Она встала и демонстративно покинула кухню. Впрочем, тут же вернулась обратно, неся с собой несколько компактдисков. Поместила один из них в стоявший на полочке магнитофон, воздух наполнился голосом Ника Кейва. Даос, увидев в ее руках стопку с компактами, мог бы предсказать Кейва с вероятностью, близкой к ста процентам. Зачем она приносит все остальные диски, для него было необъяснимой загадкой. Более того, наперед можно предсказать и то, что когда очередь дойдет до одной из песен этого альбома, Надя задумчиво встанет, нажмет на магнитофоне заветную кнопку, и песня будет повторяться снова и снова, до тех пор, пока у Даоса не лопнет терпение и он не попросит прекратить это издевательство.
«Хотя… – Даос нахмурился, припоминая события прошедшего дня, – сегодня, скорее всего, просить ее я об этом не стану».
– Надя, – неожиданно для самого себя спросил он, – ты никогда раньше не работала… библиотекарем?

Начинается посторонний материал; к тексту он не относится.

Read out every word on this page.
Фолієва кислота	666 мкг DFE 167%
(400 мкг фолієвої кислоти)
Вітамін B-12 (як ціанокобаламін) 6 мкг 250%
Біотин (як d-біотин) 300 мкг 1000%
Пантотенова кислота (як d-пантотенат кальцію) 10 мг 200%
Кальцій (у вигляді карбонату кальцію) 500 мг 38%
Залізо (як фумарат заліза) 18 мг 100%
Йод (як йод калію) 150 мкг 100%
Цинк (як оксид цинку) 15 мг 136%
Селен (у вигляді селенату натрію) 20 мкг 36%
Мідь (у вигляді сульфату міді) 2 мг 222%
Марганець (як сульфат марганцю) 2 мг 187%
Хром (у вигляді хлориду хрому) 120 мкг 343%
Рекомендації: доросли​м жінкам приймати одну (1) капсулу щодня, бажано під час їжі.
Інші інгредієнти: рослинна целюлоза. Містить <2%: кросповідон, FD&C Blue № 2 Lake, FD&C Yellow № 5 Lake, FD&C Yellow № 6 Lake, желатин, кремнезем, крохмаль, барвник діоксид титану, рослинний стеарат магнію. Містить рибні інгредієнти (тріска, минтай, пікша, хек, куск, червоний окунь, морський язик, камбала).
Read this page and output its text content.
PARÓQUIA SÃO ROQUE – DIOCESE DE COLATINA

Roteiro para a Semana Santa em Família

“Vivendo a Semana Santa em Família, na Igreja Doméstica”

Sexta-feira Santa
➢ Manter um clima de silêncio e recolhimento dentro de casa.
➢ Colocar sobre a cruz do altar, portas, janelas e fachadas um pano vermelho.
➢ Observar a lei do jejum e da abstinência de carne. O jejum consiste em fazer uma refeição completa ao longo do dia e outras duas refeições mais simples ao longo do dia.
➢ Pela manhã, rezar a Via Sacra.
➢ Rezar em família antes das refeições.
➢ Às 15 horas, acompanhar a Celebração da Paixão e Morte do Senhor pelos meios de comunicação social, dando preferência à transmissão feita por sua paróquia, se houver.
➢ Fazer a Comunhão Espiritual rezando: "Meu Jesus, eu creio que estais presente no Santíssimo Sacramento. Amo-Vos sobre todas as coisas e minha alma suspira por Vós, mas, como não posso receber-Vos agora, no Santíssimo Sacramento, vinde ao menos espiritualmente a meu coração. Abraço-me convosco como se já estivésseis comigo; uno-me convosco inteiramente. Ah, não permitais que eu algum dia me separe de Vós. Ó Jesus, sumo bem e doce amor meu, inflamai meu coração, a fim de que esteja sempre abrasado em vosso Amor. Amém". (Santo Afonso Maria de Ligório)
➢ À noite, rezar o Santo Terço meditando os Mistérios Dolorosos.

– Кем?!. – удивилась девушка.
– Библиотекарем, – испытывая чудовищную неловкость, повторил Даос.
Она задумалась.
– Вообще-то, я закончила институт по специальности «библиотечное дело», – как бы нехотя призналась она. – Однако работать в библиотеке… в наше время… На что бы я тогда жила?
– Да, действительно. – Даос принужденно засмеялся.
– А что это за вопрос такой странный?
– Нет-нет, это я так просто…
– Просто?
– Да, просто подумал, что с твоей любовью к книгам… Ерунда! Не бери в голову.
Допытываться она не стала. Не в ее это было характере. Хотя по глазам он прекрасно видел, какое впечатление произвел на нее его неожиданный вопрос. А если б даже и стала, то что он мог бы ответить?
– Елки зеленые! Уже почти два! – воскликнул он, взглянув на часы. – Опять ты из-за меня на работу опоздаешь.
– Нет-нет, все нормально, – успокоила Надя.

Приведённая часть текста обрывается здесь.